The 53 Report is live. Full tech stack: SQLite, MCP server, Claude Code agentic workflow for the editorial pipeline, Astro 5, Docker on a Hetzner VPS. Here is how it all connects.

The data layer is the SQLite database from post 045. Every draft pick since 1980, weekly rosters since 2002, per-game snap counts since 2012. About 1.3 million rows. A pick counts as a hit if the player produced 500 or more snaps in any single regular season, the line where they spent at least one year as a real rotational contributor (we started at 100 snaps and tightened the bar after publishing the first three articles).

On top of that sits an MCP server running in Docker on nix1 over Tailscale. Eight tools: team draft hit rate, round hit rate, round trends heatmap, roster composition, pick outcome for a single selection, player career arc, player search, and a database health check. The server runs SSE at port 3711 and gets queried by Claude Code during every editorial run.

The editorial pipeline is where it gets interesting. Four stages: Scout, Beat, Editor, Coach. All running inside Claude Code as custom skill agents.

Scout is read-only. It hits the MCP and returns a structured evidence pack with three to five ranked angles. No prose, no opinions, just numbers and angle proposals, ranked by anomaly vs. league, anomaly within team, regime shift signals, single-pick stories, and counter-narratives.

Beat takes the evidence pack plus the approved angle and writes the article. Every number has to be traceable to Scout's pack or a clean derivation from it. No new numbers, no player names Scout didn't surface. Targets 1,800-2,600 words depending on shape, with narrative and data woven together in every section.

Editor is the stat-fidelity gate.
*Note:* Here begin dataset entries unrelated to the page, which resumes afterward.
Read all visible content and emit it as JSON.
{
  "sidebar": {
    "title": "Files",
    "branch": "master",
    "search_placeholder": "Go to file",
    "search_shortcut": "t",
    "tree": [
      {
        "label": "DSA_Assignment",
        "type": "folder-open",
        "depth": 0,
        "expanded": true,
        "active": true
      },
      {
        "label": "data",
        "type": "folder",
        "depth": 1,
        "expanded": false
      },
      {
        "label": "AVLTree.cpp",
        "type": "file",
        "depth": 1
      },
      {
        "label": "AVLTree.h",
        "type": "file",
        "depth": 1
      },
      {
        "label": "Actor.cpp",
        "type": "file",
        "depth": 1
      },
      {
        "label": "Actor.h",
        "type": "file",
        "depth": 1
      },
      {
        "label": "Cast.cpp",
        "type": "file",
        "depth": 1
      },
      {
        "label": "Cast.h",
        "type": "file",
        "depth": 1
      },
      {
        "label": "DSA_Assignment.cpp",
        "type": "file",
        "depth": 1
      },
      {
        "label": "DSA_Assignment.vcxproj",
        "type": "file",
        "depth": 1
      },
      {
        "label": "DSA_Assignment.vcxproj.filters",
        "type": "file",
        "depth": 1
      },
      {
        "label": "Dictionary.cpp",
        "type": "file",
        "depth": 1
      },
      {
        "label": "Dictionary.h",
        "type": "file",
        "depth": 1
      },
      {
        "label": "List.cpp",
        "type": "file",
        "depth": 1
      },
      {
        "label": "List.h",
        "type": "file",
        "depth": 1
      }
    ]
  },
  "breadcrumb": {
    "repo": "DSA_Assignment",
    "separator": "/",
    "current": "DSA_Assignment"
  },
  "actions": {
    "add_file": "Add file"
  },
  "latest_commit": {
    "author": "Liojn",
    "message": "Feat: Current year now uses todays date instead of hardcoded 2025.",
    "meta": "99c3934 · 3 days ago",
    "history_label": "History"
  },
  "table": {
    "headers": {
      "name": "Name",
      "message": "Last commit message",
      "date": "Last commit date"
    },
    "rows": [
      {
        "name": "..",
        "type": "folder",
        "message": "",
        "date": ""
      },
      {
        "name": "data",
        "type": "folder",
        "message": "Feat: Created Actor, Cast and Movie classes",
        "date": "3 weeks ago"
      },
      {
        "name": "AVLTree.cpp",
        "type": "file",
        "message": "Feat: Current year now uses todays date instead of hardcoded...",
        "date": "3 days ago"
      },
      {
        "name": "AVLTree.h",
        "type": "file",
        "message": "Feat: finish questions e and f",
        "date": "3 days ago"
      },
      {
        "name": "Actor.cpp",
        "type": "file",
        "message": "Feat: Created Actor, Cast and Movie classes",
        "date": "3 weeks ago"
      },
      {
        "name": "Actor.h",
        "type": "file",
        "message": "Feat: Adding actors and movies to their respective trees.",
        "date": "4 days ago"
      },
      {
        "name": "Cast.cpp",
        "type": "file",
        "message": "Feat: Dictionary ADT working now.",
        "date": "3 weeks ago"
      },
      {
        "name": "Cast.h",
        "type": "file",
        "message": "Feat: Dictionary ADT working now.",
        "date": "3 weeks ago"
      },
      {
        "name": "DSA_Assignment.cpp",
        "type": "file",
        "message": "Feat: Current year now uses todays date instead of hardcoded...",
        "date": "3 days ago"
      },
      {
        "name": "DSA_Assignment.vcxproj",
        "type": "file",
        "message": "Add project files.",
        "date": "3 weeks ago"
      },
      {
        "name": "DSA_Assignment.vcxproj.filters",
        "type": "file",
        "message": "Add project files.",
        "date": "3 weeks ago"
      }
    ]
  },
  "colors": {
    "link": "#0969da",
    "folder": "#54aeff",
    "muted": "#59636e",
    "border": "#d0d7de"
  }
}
It reads Beat's draft against Scout's pack and returns PASS, REVISE, or BLOCK. A hallucinated stat is an automatic BLOCK. No league rank gets through without the raw value, population denominator, and era window in the same sentence.

Coach orchestrates the whole run. It reads the publishing calendar, picks the next queued team, spawns Scout, presents angles, hands the approved one to Beat, runs Editor, and calls the deploy script only after explicit approval. Never ships without that sign-off.

The product is GM Performance Grading: how well NFL general managers draft and retain talent. Three article shapes: scorecard (tenured GM, four graded columns, final letter grade), narrative (paradox or anomaly, no grade), and methodology (league-wide framing, no team focus). Three published pieces so far, twenty-nine teams queued.

The site is Astro 5, static build, deployed via rsync to Zion (Hetzner VPS, Plesk-managed). DNS through Cloudflare, proxied, Full Strict SSL. Build is clean in under ten seconds.

Long-term target is a paper for SSAC 2027 (abstract due around October 2026) and a staff or contributor role at an NFL team analytics group or a shop like SumerSports or The 33rd Team. The dataset edge is the window: Dubow's AP piece used a 2021-2024 window with binary roster data. SIS used first-round picks only with a four-year endpoint. This stack goes multi-year, snap-weighted, and position-weighted across every round.

Next up: interactive analysis with logins and custom date range filters. After that, a longer story-driven piece on the BNM blog, less technical, more about how this came together.

the53report.com ↗

Built a Spotify MCP server this weekend. Most of the ones out there run as a local subprocess on your laptop. This one runs once in a Docker container and any MCP client on the LAN or Tailscale hits it over SSE. Nine tools, one OAuth, no per-machine setup.